ASEAN’s private equity market has been experiencing healthy growth, reaching USD 49 billion in 2021 with a limited penetration at only 2+% of GDP, hence the opportunity set will likely expand further, however historical hindsight should help avoid throwing caution to the wind. Analysis ran across 2000 to 2018 vintage ASEAN-focused funds revealed that median performance was indeed strong at 18.9% net IRR but came with notable volatility at a 27.1% standard deviation, versus 15.5% and 15.7% respectively for European-focused funds over the same period. There are reasons to believe ASEAN’s improving market fundamentals and business environment should have a long-term moderating effect on volatility, however, it is also sensible to assume that a diversified and balanced investment approach should deliver strong returns while significantly mitigating volatility.

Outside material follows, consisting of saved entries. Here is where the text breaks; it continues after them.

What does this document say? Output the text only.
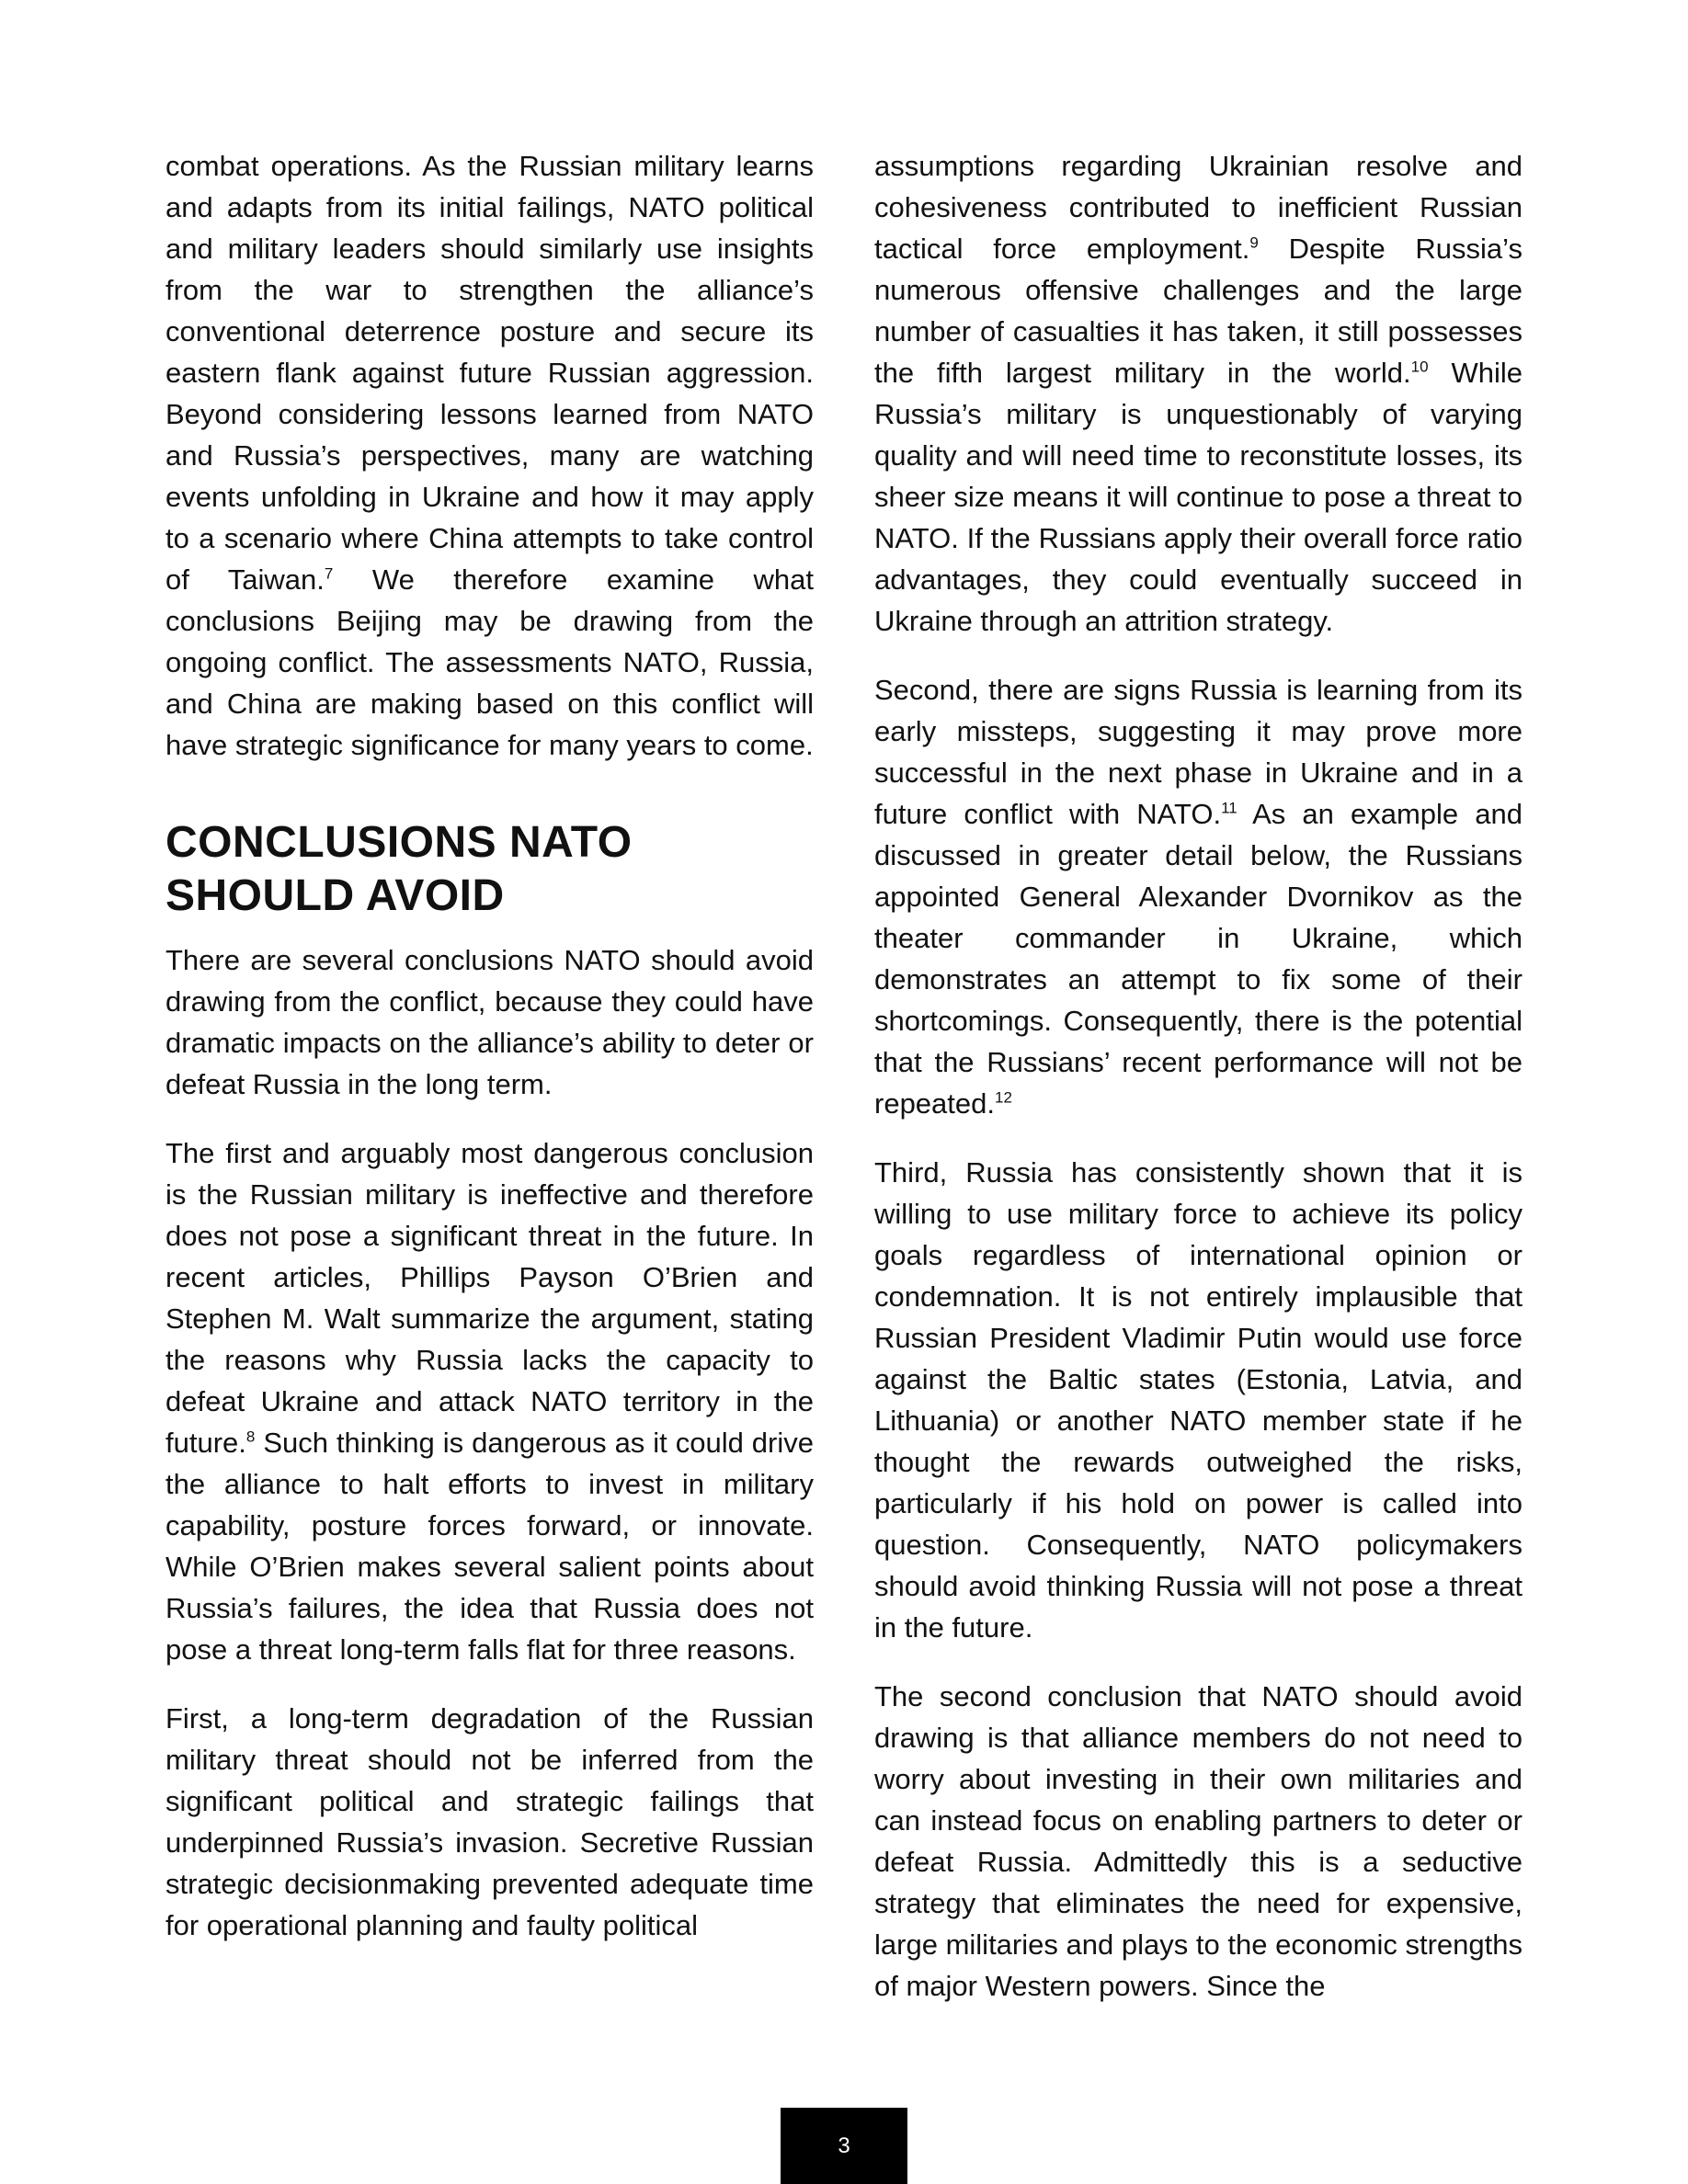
combat operations. As the Russian military learns and adapts from its initial failings, NATO political and military leaders should similarly use insights from the war to strengthen the alliance’s conventional deterrence posture and secure its eastern flank against future Russian aggression. Beyond considering lessons learned from NATO and Russia’s perspectives, many are watching events unfolding in Ukraine and how it may apply to a scenario where China attempts to take control of Taiwan.$^7$ We therefore examine what conclusions Beijing may be drawing from the ongoing conflict. The assessments NATO, Russia, and China are making based on this conflict will have strategic significance for many years to come.

CONCLUSIONS NATO SHOULD AVOID

There are several conclusions NATO should avoid drawing from the conflict, because they could have dramatic impacts on the alliance’s ability to deter or defeat Russia in the long term.

The first and arguably most dangerous conclusion is the Russian military is ineffective and therefore does not pose a significant threat in the future. In recent articles, Phillips Payson O’Brien and Stephen M. Walt summarize the argument, stating the reasons why Russia lacks the capacity to defeat Ukraine and attack NATO territory in the future.$^8$ Such thinking is dangerous as it could drive the alliance to halt efforts to invest in military capability, posture forces forward, or innovate. While O’Brien makes several salient points about Russia’s failures, the idea that Russia does not pose a threat long-term falls flat for three reasons.

First, a long-term degradation of the Russian military threat should not be inferred from the significant political and strategic failings that underpinned Russia’s invasion. Secretive Russian strategic decisionmaking prevented adequate time for operational planning and faulty political

assumptions regarding Ukrainian resolve and cohesiveness contributed to inefficient Russian tactical force employment.$^9$ Despite Russia’s numerous offensive challenges and the large number of casualties it has taken, it still possesses the fifth largest military in the world.$^{10}$ While Russia’s military is unquestionably of varying quality and will need time to reconstitute losses, its sheer size means it will continue to pose a threat to NATO. If the Russians apply their overall force ratio advantages, they could eventually succeed in Ukraine through an attrition strategy.

Second, there are signs Russia is learning from its early missteps, suggesting it may prove more successful in the next phase in Ukraine and in a future conflict with NATO.$^{11}$ As an example and discussed in greater detail below, the Russians appointed General Alexander Dvornikov as the theater commander in Ukraine, which demonstrates an attempt to fix some of their shortcomings. Consequently, there is the potential that the Russians’ recent performance will not be repeated.$^{12}$

Third, Russia has consistently shown that it is willing to use military force to achieve its policy goals regardless of international opinion or condemnation. It is not entirely implausible that Russian President Vladimir Putin would use force against the Baltic states (Estonia, Latvia, and Lithuania) or another NATO member state if he thought the rewards outweighed the risks, particularly if his hold on power is called into question. Consequently, NATO policymakers should avoid thinking Russia will not pose a threat in the future.

The second conclusion that NATO should avoid drawing is that alliance members do not need to worry about investing in their own militaries and can instead focus on enabling partners to deter or defeat Russia. Admittedly this is a seductive strategy that eliminates the need for expensive, large militaries and plays to the economic strengths of major Western powers. Since the

3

Operating and structuring deals through Singapore, under its jurisdiction, can also naturally alleviate some risks as its arbitrations are recognised across the region but mitigation may come in more practical ways. ASEAN abounds with successful family-run businesses, and some of the larger ones control large swathes of its various economies, as such, they would generally have significant assets and business interests in Singapore. When investing across ASEAN, business and market risk may still lie within the various countries companies operate in, yet, counterparty risk may be lower by virtue of transactions being structured via Singapore.
By combining as a regional hub for deal structuring and wealth/asset management, Singapore uniquely contributes to reducing transactional risks in the emerging markets surrounding it. This region’s already improving real risk/return arbitrage may therefore be more compelling than is perceived from the outside.
ASEAN, like any other emerging market, has its obvious attractions and subtle risks, yet there is general and specific cause for optimism. Firstly, data and events seem to support that ASEAN is at a critical juncture, ready to thrive as an economic force and investment destination, like China was well over a decade ago. In that context, Singapore’s distinctive features provide an optimised risk-adjusting window into this region’s broader opportunity set, which may indeed catalyse interest in ASEAN.
 ASEAN-6 countries are Indonesia, Malaysia, the Philippines, Singapore, Thailand and Vietnam.